Chances are that later in life, there are many places listed on your bucket list that you've wanted to visit your entire life. Maybe you've been setting money aside for adventures to exotic sights and sceneries. Perhaps you're retired and you've got a completely open schedule, allowing you to come and go as you please. As the old adage goes, it's not about the destination but the journey. No matter how seasoned a traveler you may be, figuring out ways to be more comfortable while traveling is extremely beneficial, especially as you age. Here are some tips and considerations to keep you smiling in flight.
When you're booking flights, you can compare prices online using Orbitz, Expedia and Travelocity. Each site offers a search bar that lets you select whether you want to see flights organized by the cheapest price, shortest flight or number of layovers. Layovers are most often seen as an inconvenience -- added travel time, potential for losing baggage, etc. But they are not always so.

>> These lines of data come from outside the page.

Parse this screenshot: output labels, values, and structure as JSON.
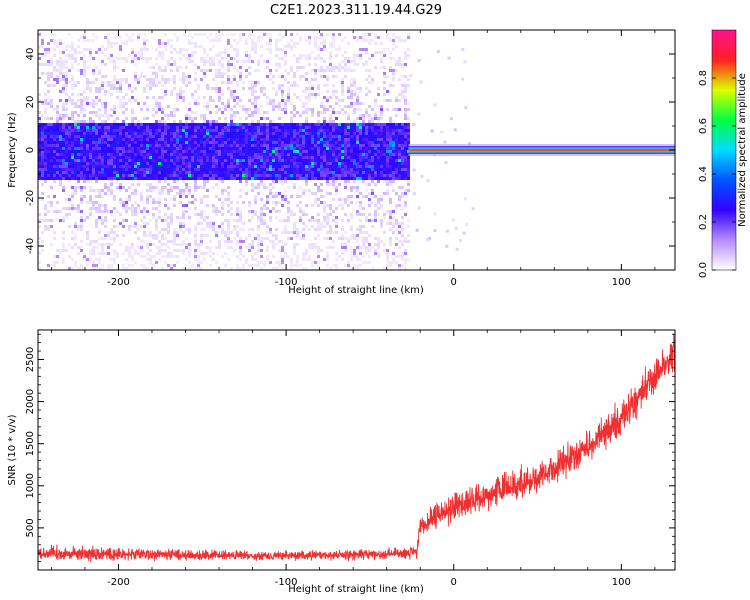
{
  "title": "C2E1.2023.311.19.44.G29",
  "chart_data": [
    {
      "type": "heatmap",
      "xlabel": "Height of straight line (km)",
      "ylabel": "Frequency (Hz)",
      "xlim": [
        -248,
        132
      ],
      "ylim": [
        -50,
        50
      ],
      "xticks": [
        -200,
        -100,
        0,
        100
      ],
      "yticks": [
        -40,
        -20,
        0,
        20,
        40
      ],
      "colorbar": {
        "label": "Normalized spectral amplitude",
        "range": [
          0.0,
          1.0
        ],
        "ticks": [
          0.0,
          0.2,
          0.4,
          0.6,
          0.8
        ],
        "colormap": [
          "#ffffff",
          "#b58cff",
          "#3300ff",
          "#0055ff",
          "#00ddff",
          "#00ff40",
          "#ddff00",
          "#ff2020",
          "#ff1090"
        ]
      },
      "features": {
        "noise_region_x": [
          -248,
          -27
        ],
        "noise_core_half_width_hz": 12,
        "noise_full_half_width_hz": 50,
        "signal_line_x": [
          -27,
          132
        ],
        "signal_frequency_hz": 0,
        "signal_amplitude": 0.85
      }
    },
    {
      "type": "line",
      "xlabel": "Height of straight line (km)",
      "ylabel": "SNR (10 * v/v)",
      "xlim": [
        -248,
        132
      ],
      "ylim": [
        0,
        2850
      ],
      "xticks": [
        -200,
        -100,
        0,
        100
      ],
      "yticks": [
        500,
        1000,
        1500,
        2000,
        2500
      ],
      "line_color": "#f03030",
      "series": [
        {
          "knots_x": [
            -248,
            -200,
            -150,
            -100,
            -50,
            -22,
            -20,
            0,
            50,
            80,
            100,
            120,
            132
          ],
          "knots_y": [
            200,
            190,
            175,
            170,
            185,
            210,
            500,
            750,
            1100,
            1450,
            1800,
            2300,
            2550
          ],
          "spread_y": [
            110,
            95,
            75,
            70,
            80,
            95,
            190,
            210,
            230,
            250,
            260,
            280,
            290
          ]
        }
      ]
    }
  ]
}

In fact, a layover can be a nice break between long flights and an opportunity for to stretch your legs and get the blood moving in your body, which is particularly important if you are dealing with an injury or a disability. Depending on your destination, you can generally find a short layover of less than an hour, or less than two hours for international travel. It's a short and sweet stop. But if you don't want to be rushed, look out for a layover of a few hours, which will allow you to take your time getting to the next departure gate and possibly enjoy a meal and a glass of wine. Plus, delays with the first flight can cause you to miss your connecting flight altogether, so a longer layover is a safer bet.
If you would like to skip a layover altogether (or you have to), just know that nonstop flights are generally more expensive. Sleep deprivation is extremely common for passengers on long nonstop flights. To ease any discomfort, stock up on melatonin, a homeopathic sleep aid that won't leave you groggy when you wake up. Drink it down with a soothing hot tea. If you plan on sleeping through your flight, get up every three hours and take a walk to the rear of the plane in order to keep your body from stiffening too much.

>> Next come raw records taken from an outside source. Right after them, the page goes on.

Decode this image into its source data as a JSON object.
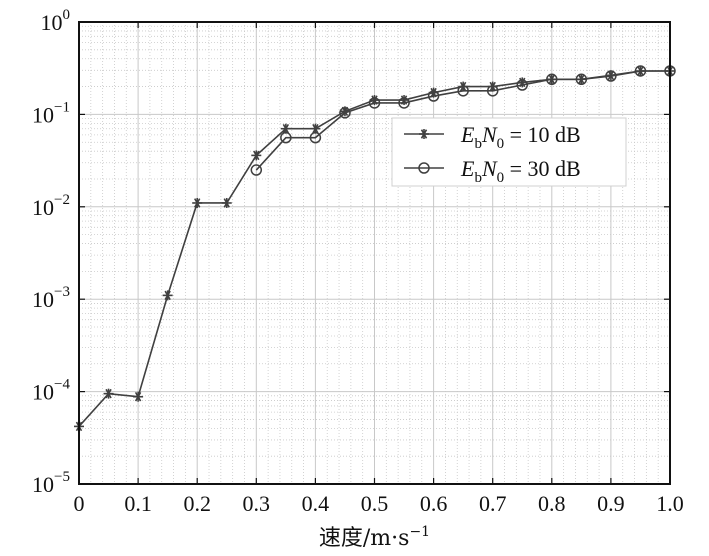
{
  "chart_data": {
    "type": "line",
    "x": [
      0,
      0.05,
      0.1,
      0.15,
      0.2,
      0.25,
      0.3,
      0.35,
      0.4,
      0.45,
      0.5,
      0.55,
      0.6,
      0.65,
      0.7,
      0.75,
      0.8,
      0.85,
      0.9,
      0.95,
      1.0
    ],
    "series": [
      {
        "name_main": "E",
        "name_sub1": "b",
        "name_mid": "N",
        "name_sub2": "0",
        "name_rest": " = 10 dB",
        "marker": "asterisk",
        "color": "#404040",
        "values": [
          4.2e-05,
          9.5e-05,
          8.8e-05,
          0.0011,
          0.011,
          0.011,
          0.036,
          0.07,
          0.07,
          0.108,
          0.143,
          0.143,
          0.172,
          0.2,
          0.2,
          0.222,
          0.24,
          0.24,
          0.265,
          0.295,
          0.295
        ]
      },
      {
        "name_main": "E",
        "name_sub1": "b",
        "name_mid": "N",
        "name_sub2": "0",
        "name_rest": " = 30 dB",
        "marker": "circle",
        "color": "#404040",
        "values": [
          null,
          null,
          null,
          null,
          null,
          null,
          0.025,
          0.056,
          0.056,
          0.104,
          0.133,
          0.133,
          0.158,
          0.18,
          0.18,
          0.208,
          0.24,
          0.24,
          0.26,
          0.295,
          0.295
        ]
      }
    ],
    "xlim": [
      0,
      1.0
    ],
    "ylim": [
      1e-05,
      1
    ],
    "yscale": "log",
    "x_ticks": [
      "0",
      "0.1",
      "0.2",
      "0.3",
      "0.4",
      "0.5",
      "0.6",
      "0.7",
      "0.8",
      "0.9",
      "1.0"
    ],
    "y_ticks": [
      {
        "base": "10",
        "exp": "−5"
      },
      {
        "base": "10",
        "exp": "−4"
      },
      {
        "base": "10",
        "exp": "−3"
      },
      {
        "base": "10",
        "exp": "−2"
      },
      {
        "base": "10",
        "exp": "−1"
      },
      {
        "base": "10",
        "exp": "0"
      }
    ],
    "xlabel_main": "速度/m·s",
    "xlabel_exp": "−1",
    "ylabel": "",
    "title": "",
    "grid": true,
    "legend_position": "upper-right"
  }
}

Nutrition and travel often don't mix very well. Preselect your in-flight meal online (during booking or up to a few days before the flight). This is especially helpful for those with taste preferences and/or dietary restrictions. Additionally, take a special trip to the grocery store before your travel day and stock up on your favorite snacks. There will be no low blood sugar on this flight!
To avoid adding too much weight to carry or throwing out your back, check your bags and purchase one carry-on-sized roller suitcase as a travel essential. In the suitcase, pack the following items.

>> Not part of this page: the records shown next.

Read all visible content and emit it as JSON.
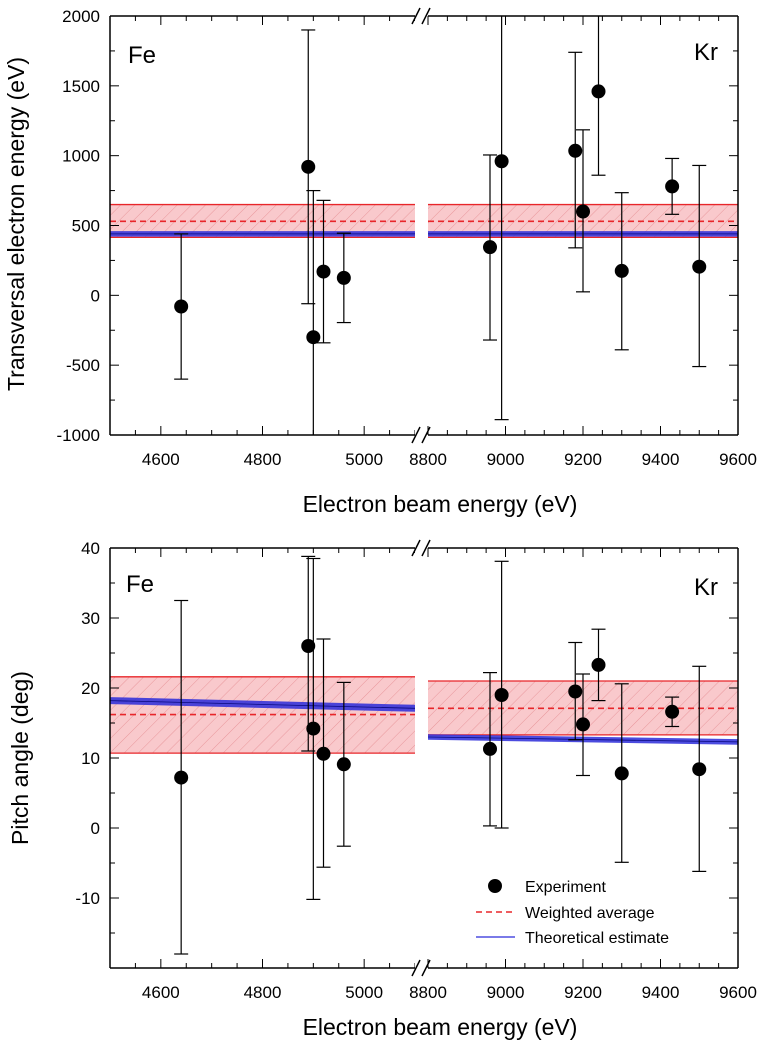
{
  "chart_data": [
    {
      "type": "scatter",
      "xlabel": "Electron beam energy (eV)",
      "ylabel": "Transversal electron energy (eV)",
      "ylim": [
        -1000,
        2000
      ],
      "yticks": [
        "2000",
        "1500",
        "1000",
        "500",
        "0",
        "-500",
        "-1000"
      ],
      "x_break": true,
      "panels": [
        {
          "label": "Fe",
          "xlim": [
            4500,
            5100
          ],
          "xticks": [
            "4600",
            "4800",
            "5000"
          ],
          "points": [
            {
              "x": 4640,
              "y": -80,
              "lo": -600,
              "hi": 440
            },
            {
              "x": 4890,
              "y": 920,
              "lo": -60,
              "hi": 1900
            },
            {
              "x": 4900,
              "y": -300,
              "lo": -1000,
              "hi": 750
            },
            {
              "x": 4920,
              "y": 170,
              "lo": -340,
              "hi": 680
            },
            {
              "x": 4960,
              "y": 125,
              "lo": -195,
              "hi": 445
            }
          ],
          "weighted_avg": {
            "value": 530,
            "lo": 415,
            "hi": 650
          },
          "theory": {
            "start": 440,
            "end": 440,
            "halfwidth": 20
          }
        },
        {
          "label": "Kr",
          "xlim": [
            8800,
            9600
          ],
          "xticks": [
            "8800",
            "9000",
            "9200",
            "9400",
            "9600"
          ],
          "points": [
            {
              "x": 8960,
              "y": 345,
              "lo": -320,
              "hi": 1005
            },
            {
              "x": 8990,
              "y": 960,
              "lo": -890,
              "hi": 2000
            },
            {
              "x": 9180,
              "y": 1035,
              "lo": 340,
              "hi": 1740
            },
            {
              "x": 9200,
              "y": 600,
              "lo": 25,
              "hi": 1185
            },
            {
              "x": 9240,
              "y": 1460,
              "lo": 860,
              "hi": 2000
            },
            {
              "x": 9300,
              "y": 175,
              "lo": -390,
              "hi": 735
            },
            {
              "x": 9430,
              "y": 780,
              "lo": 580,
              "hi": 980
            },
            {
              "x": 9500,
              "y": 205,
              "lo": -510,
              "hi": 930
            }
          ],
          "weighted_avg": {
            "value": 530,
            "lo": 415,
            "hi": 650
          },
          "theory": {
            "start": 440,
            "end": 440,
            "halfwidth": 20
          }
        }
      ]
    },
    {
      "type": "scatter",
      "xlabel": "Electron beam energy (eV)",
      "ylabel": "Pitch angle (deg)",
      "ylim": [
        -20,
        40
      ],
      "yticks": [
        "40",
        "30",
        "20",
        "10",
        "0",
        "-10"
      ],
      "x_break": true,
      "panels": [
        {
          "label": "Fe",
          "xlim": [
            4500,
            5100
          ],
          "xticks": [
            "4600",
            "4800",
            "5000"
          ],
          "points": [
            {
              "x": 4640,
              "y": 7.2,
              "lo": -18,
              "hi": 32.5
            },
            {
              "x": 4890,
              "y": 26,
              "lo": 11,
              "hi": 38.8
            },
            {
              "x": 4900,
              "y": 14.2,
              "lo": -10.2,
              "hi": 38.5
            },
            {
              "x": 4920,
              "y": 10.6,
              "lo": -5.6,
              "hi": 27
            },
            {
              "x": 4960,
              "y": 9.1,
              "lo": -2.6,
              "hi": 20.8
            }
          ],
          "weighted_avg": {
            "value": 16.2,
            "lo": 10.7,
            "hi": 21.6
          },
          "theory": {
            "start": 18.2,
            "end": 17.1,
            "halfwidth": 0.5
          }
        },
        {
          "label": "Kr",
          "xlim": [
            8800,
            9600
          ],
          "xticks": [
            "8800",
            "9000",
            "9200",
            "9400",
            "9600"
          ],
          "points": [
            {
              "x": 8960,
              "y": 11.3,
              "lo": 0.3,
              "hi": 22.2
            },
            {
              "x": 8990,
              "y": 19,
              "lo": 0,
              "hi": 38.1
            },
            {
              "x": 9180,
              "y": 19.5,
              "lo": 12.6,
              "hi": 26.5
            },
            {
              "x": 9200,
              "y": 14.8,
              "lo": 7.5,
              "hi": 22
            },
            {
              "x": 9240,
              "y": 23.3,
              "lo": 18.2,
              "hi": 28.4
            },
            {
              "x": 9300,
              "y": 7.8,
              "lo": -4.9,
              "hi": 20.6
            },
            {
              "x": 9430,
              "y": 16.6,
              "lo": 14.5,
              "hi": 18.7
            },
            {
              "x": 9500,
              "y": 8.4,
              "lo": -6.2,
              "hi": 23.1
            }
          ],
          "weighted_avg": {
            "value": 17.1,
            "lo": 13.3,
            "hi": 21
          },
          "theory": {
            "start": 13,
            "end": 12.3,
            "halfwidth": 0.4
          }
        }
      ],
      "legend": {
        "position": "bottom-right",
        "entries": [
          "Experiment",
          "Weighted average",
          "Theoretical estimate"
        ]
      }
    }
  ],
  "colors": {
    "experiment": "#000000",
    "weighted_average": "#e8262a",
    "band_fill": "#f9c9cc",
    "theory": "#2b2bd9"
  }
}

--One small fleece blanket. They are usually sold for $10 to $30 at Target.
--A neck pillow. If you don't have one, you can pick one up at an airport shop.
--An eye mask for sleeping.
--Lip balm and a reusable water bottle, as flying causes dehydration.
--Earplugs (to tune out the snorer next to you).
--A small pillow for the arch of your back.
--A pair of socks, so you can remove your shoes but keep your feet warm.
--Headphones for in-flight entertainment and/or music.
--Your favorite books and magazines.
--An iPhone or iPad to read e-books and listen to music.
--One pack of hand sanitizer wipes.
--One pack of cool wipes to refresh your face and skin.
The great thing about the notes above is that they also apply for travel with other modes of transportation, which may be better-suited for you. Bus companies usually offer senior rates. Many of them offer luxury travel options, too. Major train companies like Amtrak (in the U.S.) and Eurail (in Europe) have stops in nearly every big city in the country, as do most major car rental companies. If you plan on driving your own car for most of your trip, pack a few extra pairs of sunglasses in your glove compartment, and store a few full water bottles in a reachable place. Prefer ground travel with a group? Go to http://seniortours.com/destinations to book a trip for you and your friends -- and save a lot of money with a group rate.
If none of these methods of transportation strikes your fancy, head to the Cruise Critic website to compare prices and destinations. Sometimes, by sea is the way to be.
These tips cover all the bases. As you use them, you'll figure out what works best for you. Share your secrets with your friends and family so they, too, can cruise with comfort. And no matter where you go or how you get there, remember to capture as many moments as possible.